There would be little likelihood of changing the rules to allow homosexuals
to serve openly in the military, marry, adopt children, or have their
jobs protected by a federal ENDA, if they could still be branded either
as mentally ill (officially "crazy", in some sense of the word) or as
presumptive criminals. There only remains the fact that homosexuality
is considered a "sin" by many conservative religious groups
(Christian and otherwise), and that it's considered by a substantial
number of people to be "deesgoosting" (as Ayn Rand said in '73) --
or at least the male variety is, primarily by heterosexual men.
Neither barrier is likely to hold up forever, as long as the the
separation between church and state continues to hold any judicial
weight, and as long as tests of rationality need to be applied to
questions of benefit and harm to society.

jimf said...

> . . .the vast progress that gay rights have made in
> this country since [the early 70s]. . . homosexuality
> was declassified as a mental illness by the psychiatric
> profession in 1973. . .

Not, let me make clear, that I had a frigging clue that
debate was going on at the time. I've never been well-connected
with current events, or with the "gay community" (let alone
with the gay **activist** community).
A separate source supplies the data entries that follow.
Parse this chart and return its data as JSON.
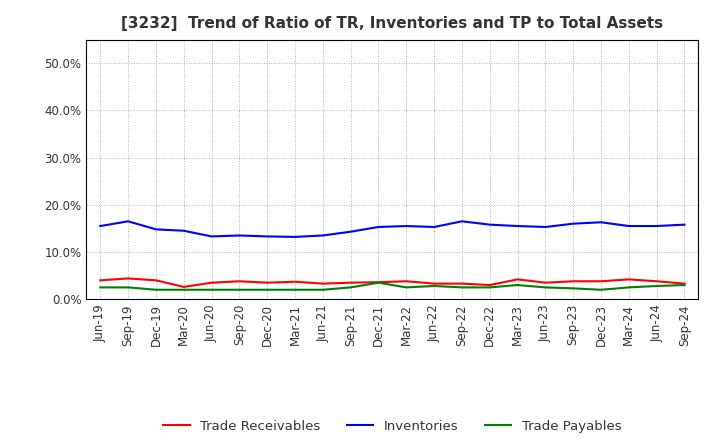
{
  "title": "[3232]  Trend of Ratio of TR, Inventories and TP to Total Assets",
  "x_labels": [
    "Jun-19",
    "Sep-19",
    "Dec-19",
    "Mar-20",
    "Jun-20",
    "Sep-20",
    "Dec-20",
    "Mar-21",
    "Jun-21",
    "Sep-21",
    "Dec-21",
    "Mar-22",
    "Jun-22",
    "Sep-22",
    "Dec-22",
    "Mar-23",
    "Jun-23",
    "Sep-23",
    "Dec-23",
    "Mar-24",
    "Jun-24",
    "Sep-24"
  ],
  "trade_receivables": [
    4.0,
    4.4,
    4.0,
    2.6,
    3.5,
    3.8,
    3.5,
    3.7,
    3.3,
    3.5,
    3.6,
    3.8,
    3.3,
    3.3,
    3.0,
    4.2,
    3.5,
    3.8,
    3.8,
    4.2,
    3.8,
    3.3
  ],
  "inventories": [
    15.5,
    16.5,
    14.8,
    14.5,
    13.3,
    13.5,
    13.3,
    13.2,
    13.5,
    14.3,
    15.3,
    15.5,
    15.3,
    16.5,
    15.8,
    15.5,
    15.3,
    16.0,
    16.3,
    15.5,
    15.5,
    15.8
  ],
  "trade_payables": [
    2.5,
    2.5,
    2.0,
    2.0,
    2.0,
    2.0,
    2.0,
    2.0,
    2.0,
    2.5,
    3.5,
    2.5,
    2.8,
    2.5,
    2.5,
    3.0,
    2.5,
    2.3,
    2.0,
    2.5,
    2.8,
    3.0
  ],
  "ylim": [
    0,
    55
  ],
  "yticks": [
    0,
    10,
    20,
    30,
    40,
    50
  ],
  "ytick_labels": [
    "0.0%",
    "10.0%",
    "20.0%",
    "30.0%",
    "40.0%",
    "50.0%"
  ],
  "line_colors": {
    "tr": "#ff0000",
    "inv": "#0000ff",
    "tp": "#008000"
  },
  "line_width": 1.5,
  "legend_labels": [
    "Trade Receivables",
    "Inventories",
    "Trade Payables"
  ],
  "bg_color": "#ffffff",
  "plot_bg_color": "#ffffff",
  "grid_color": "#999999",
  "title_color": "#333333",
  "title_fontsize": 11,
  "tick_fontsize": 8.5,
  "legend_fontsize": 9.5
}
Even assuming I had
been an assiduous reader of, say, the New York Times back in
'73, I wonder how deeply that professional debate (over
homosexuality in the DSM) was buried in the back
pages, if it was mentioned at all in any mainstream
newspaper.

It's all the more ironic because I was, that very year,
taking psychology classes at college. 1973 was also, probably,
the most miserable year of my life, as I was dragged into
fully acknowledging my own homosexuality, as a result of
falling hopelessly in love with that straight fellow-student.

Who was, let me say, **not** amused by the "compliment".
The "friendship", such as it was, lingered for a year after
my admitting my feelings to him. We were in a
social psych class together in '73, the year the APA(s) (psychiatric
and psychological) de-pathologized homosexuality all
unbeknownst to either of us -- me certainly, him too
most probably. Perhaps as a result of subject matter discussed
in the social psych class, my "friend" shared with me, one day,
his own "theory" of the etiology of homosexuality. It was, he said,
most likely the result of the human population explosion (this
was the era of Paul Erlich's _The Population Bomb_ after
all) and, like rats in an overcrowded cage who are stressed
to the point of viciousness, humans in overcrowded urban
environments manifest the unhealthiness of their
living conditions by, among other things, turning to homosexuality.
Maybe he didn't intend this **quite** the way it sounded
at the time -- maybe he was suggesting that non-reproductive
sexuality was a species-level emergency response to the
threat of extinction by overpopulation, or something like
that.

So magisterially detached! So scientific. Well, I responded
in kind, nodding sagely, and replying "you could be right
about that".

jimf said...

> I wonder how deeply that professional debate (over
> homosexuality in the DSM) was buried in the back
> pages, if it was mentioned at all in any mainstream
> newspaper.

Where **would** I have heard about that? Probably in
C. A. Tripp's _The Homosexual Matrix_, whose first edition
was published in 1975 and which I read in '76 or '77.
http://www.amazon.com/Homosexual-Matrix-Second-C-Tripp/dp/0452008476

The author is now dead (2003), but it seems there is a "third edition",
entitled _The Sexual Matrix_, published under the author's name
in 2009, which is available in electronic form here:
https://www.smashwords.com/books/view/6475

What the hey, I just bought it for $6.95.